The tree is structured as follows: Each node consists of a prefix, a container for a potential value (Option), and two optional children. Adding a new child, or traversing into the tree is done as follows: we look at the most significant bit that is not part of the prefix itself. If it is not set, then we take the left branch, and otherwise, we take the right one.

Traversals

Any iteration over all elements in the tree is implemented as a graph traversal that will yield elements in lexicographic order (with the exception of mutable iteration of the PrefixMap). This also includes the iteration over the union, intersection, or difference of two PrefixSets, which are implemented as simultaneous tree traversals. Further, calling retain will also traverse the tree only once, removing elements during the traversal.

Operations on the tree

There are several operations one can do on the tree. Regular inserts are handled using the Entry structure. An Entry is a pointer to a location in the tree to either insert a value or modify an existing one. Removals however are different.

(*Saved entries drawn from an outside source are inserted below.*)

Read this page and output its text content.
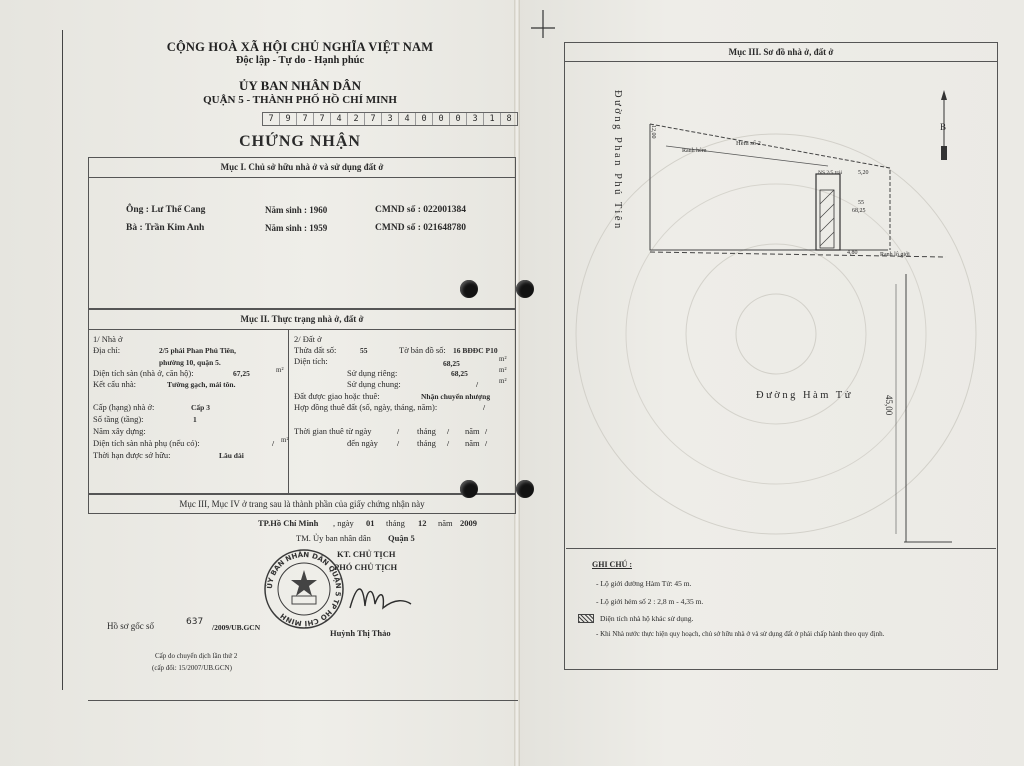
CỘNG HOÀ XÃ HỘI CHỦ NGHĨA VIỆT NAM
Độc lập - Tự do - Hạnh phúc
ỦY BAN NHÂN DÂN
QUẬN 5 - THÀNH PHỐ HỒ CHÍ MINH
7	9	7	7	4	2	7	3	4	0	0	0	3	1	8
CHỨNG NHẬN
Mục I. Chủ sở hữu nhà ở và sử dụng đất ở
Ông : Lư Thế Cang	Năm sinh : 1960	CMND số : 022001384
Bà : Trần Kim Anh	Năm sinh : 1959	CMND số : 021648780
Mục II. Thực trạng nhà ở, đất ở
1/ Nhà ở
Địa chỉ:	2/5 phải Phan Phú Tiên,
phường 10, quận 5.
Diện tích sàn (nhà ở, căn hộ):	67,25	m²
Kết cấu nhà:	Tường gạch, mái tôn.
Cấp (hạng) nhà ở:	Cấp 3
Số tầng (tầng):	1
Năm xây dựng:
Diện tích sàn nhà phụ (nếu có):	/ m²
Thời hạn được sở hữu:	Lâu dài
2/ Đất ở
Thửa đất số:	55	Tờ bản đồ số: 16 BĐĐC P10
Diện tích:	68,25	m²
Sử dụng riêng:	68,25	m²
Sử dụng chung:	/	m²
Đất được giao hoặc thuê:	Nhận chuyển nhượng
Hợp đồng thuê đất (số, ngày, tháng, năm):	/
Thời gian thuê từ ngày	/ tháng / năm /
đến ngày	/ tháng / năm /
Mục III, Mục IV ở trang sau là thành phần của giấy chứng nhận này
TP.Hồ Chí Minh , ngày 01 tháng 12 năm 2009
TM. Ủy ban nhân dân Quận 5
KT. CHỦ TỊCH
PHÓ CHỦ TỊCH
ỦY BAN NHÂN DÂN QUẬN 5 TP HỒ CHÍ MINH
Huỳnh Thị Thảo
Hồ sơ gốc số	637
/2009/UB.GCN
Cấp do chuyển dịch lần thứ 2
(cấp đổi: 15/2007/UB.GCN)
Mục III. Sơ đồ nhà ở, đất ở
Đường Phan Phú Tiên
Đường Hàm Tử
Hẻm số 2
Ranh hẻm
Ranh lộ giới
B
12,00
5,20
4,80
45,00
55
68,25
NS 2/5 trái
GHI CHÚ :
- Lộ giới đường Hàm Tử: 45 m.
- Lộ giới hẻm số 2 : 2,8 m - 4,35 m.
Diện tích nhà hộ khác sử dụng.
- Khi Nhà nước thực hiện quy hoạch, chủ sở hữu nhà ở và sử dụng đất ở phải chấp hành theo quy định.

The following are the computational complexities of the functions, where n is the number of elements in the tree.

Operation Complexity
entry, insert O(log n)
remove, remove_keep_tree O(log n)
remove_children (calling drop on T) O(n)
get, get_lpm, get_mut O(log n)
retain O(n)
clear (calling drop on T) O(n)
Operations on map::Entry O(1)

There are three kinds of removals you! can do:

  • PrefixMap::remove will remove an entry from the tree and modify the tree structure as if the value was never inserted before. PrefixMap::remove will always exactly revert the operation of PrefixMap::insert. When only calling this function to remove elements, you are guaranteed that the tree structure is indistinguishable to a different tree where you only inserted elements.
  • PrefixMap::remove_children will remove all entries that are contained within the given prefix. This operation will search for the node with the shortest prefix length that is contained within the given prefix and remove it, including all of its children.
  • PrefixMap::remove_keep_tree will not change anything in the tree structure. It will only remove a value from a node. As soon as you call remove_keep_tree once on a tree structure, the tree will no longer be optimal.

TODO

Migrate to a TreeBitMap, described by W. Eatherton, Z. Dittia, G. Varghes.